Antioxidants have been heralded the cure-all for cancer.
The theory is since antioxidants help to purge the body of damage caused by free-radicals (mainly through mediating how the affect the DNA structure in cells) it can help to prevent cancer.
This is based on the evidence that cancer often forms after the DNA in cells is damaged by oxidative damage caused by free radicals.
Based on this evidence many practitioners, recommend increased intake of antioxidants in order to prevent or help fight cancer.
Unfortunately there’s been a few recent studies that show that antioxidants might not help prevent certain kinds of cancer, and in some cases might actually might make it work.
This has been shown to be true in several studies of melanoma, the deadly form of skin cancer that progresses rapidly in the presence of encouraging growth factors.
Researchers at the University of Gothenburg in Sweden led by Dr. Kristell Le Gal Beneroso have discovered certain antioxidants can bind to the cell of mitochondria which may lead to the increased spread of melanoma.
The problem with melanoma is the fact that it’s particularly aggressive. And when exposed to antioxidants it’s given a chance to flourish, rather than being beaten into submission.
Catharine Paddock PhD. writes:
“Dr. Le Gal Beneroso explains that they wanted to test the theory that reducing free radical production in cells by binding antioxidants to their mitochondria might protect against cancer.
The results, however, did not support the theory. On the contrary, the antioxidants “either had no effect or they made the situation worse,” Dr.
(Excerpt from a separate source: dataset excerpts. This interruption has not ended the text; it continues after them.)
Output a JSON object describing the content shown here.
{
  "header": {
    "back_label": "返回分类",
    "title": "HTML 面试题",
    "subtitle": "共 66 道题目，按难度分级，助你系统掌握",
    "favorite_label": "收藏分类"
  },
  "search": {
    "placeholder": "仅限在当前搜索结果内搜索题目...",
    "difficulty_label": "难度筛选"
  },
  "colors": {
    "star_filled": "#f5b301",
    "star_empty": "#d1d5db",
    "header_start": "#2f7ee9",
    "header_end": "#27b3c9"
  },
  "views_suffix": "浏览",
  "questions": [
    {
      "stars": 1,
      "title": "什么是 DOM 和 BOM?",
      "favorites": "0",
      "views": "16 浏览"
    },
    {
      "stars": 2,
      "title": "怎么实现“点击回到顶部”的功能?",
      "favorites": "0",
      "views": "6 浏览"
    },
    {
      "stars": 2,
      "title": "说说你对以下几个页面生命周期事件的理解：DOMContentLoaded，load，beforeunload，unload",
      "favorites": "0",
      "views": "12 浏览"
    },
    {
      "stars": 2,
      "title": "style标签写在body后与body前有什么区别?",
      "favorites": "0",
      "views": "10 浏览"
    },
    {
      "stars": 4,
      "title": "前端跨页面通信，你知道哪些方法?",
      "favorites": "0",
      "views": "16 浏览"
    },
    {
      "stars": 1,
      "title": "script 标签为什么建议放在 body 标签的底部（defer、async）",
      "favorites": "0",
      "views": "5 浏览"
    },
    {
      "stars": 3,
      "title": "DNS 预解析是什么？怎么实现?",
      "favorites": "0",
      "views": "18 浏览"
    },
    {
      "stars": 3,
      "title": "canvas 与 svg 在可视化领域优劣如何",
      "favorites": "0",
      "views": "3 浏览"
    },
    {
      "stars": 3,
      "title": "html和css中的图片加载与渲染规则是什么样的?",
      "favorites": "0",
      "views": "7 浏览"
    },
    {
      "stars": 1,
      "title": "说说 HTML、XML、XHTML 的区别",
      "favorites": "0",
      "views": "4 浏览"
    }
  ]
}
Le Gal Beneroso notes.
In mice with malignant melanoma, she continues, “tumors grew significantly faster than in the control animals that received no treatment.”
The researchers conclude that their findings “show that dietary antioxidant supplementation increases metastasis in malignant melanoma,” and that “mitochondria-targeted antioxidants do not inhibit cancer progression.”
The team reaffirms the previous recommendation that people with cancer or who have a high risk of developing it “should avoid the use of antioxidant supplements.”
There is no way to tell exactly what’s causing this growth at this current time.
However, the researchers encourage people to be careful with antioxidant supplementation. They warn that if you have cancer, even if undiagnosed, antioxidants may lead to rapid growth of tumors as opposed to stopping them cold.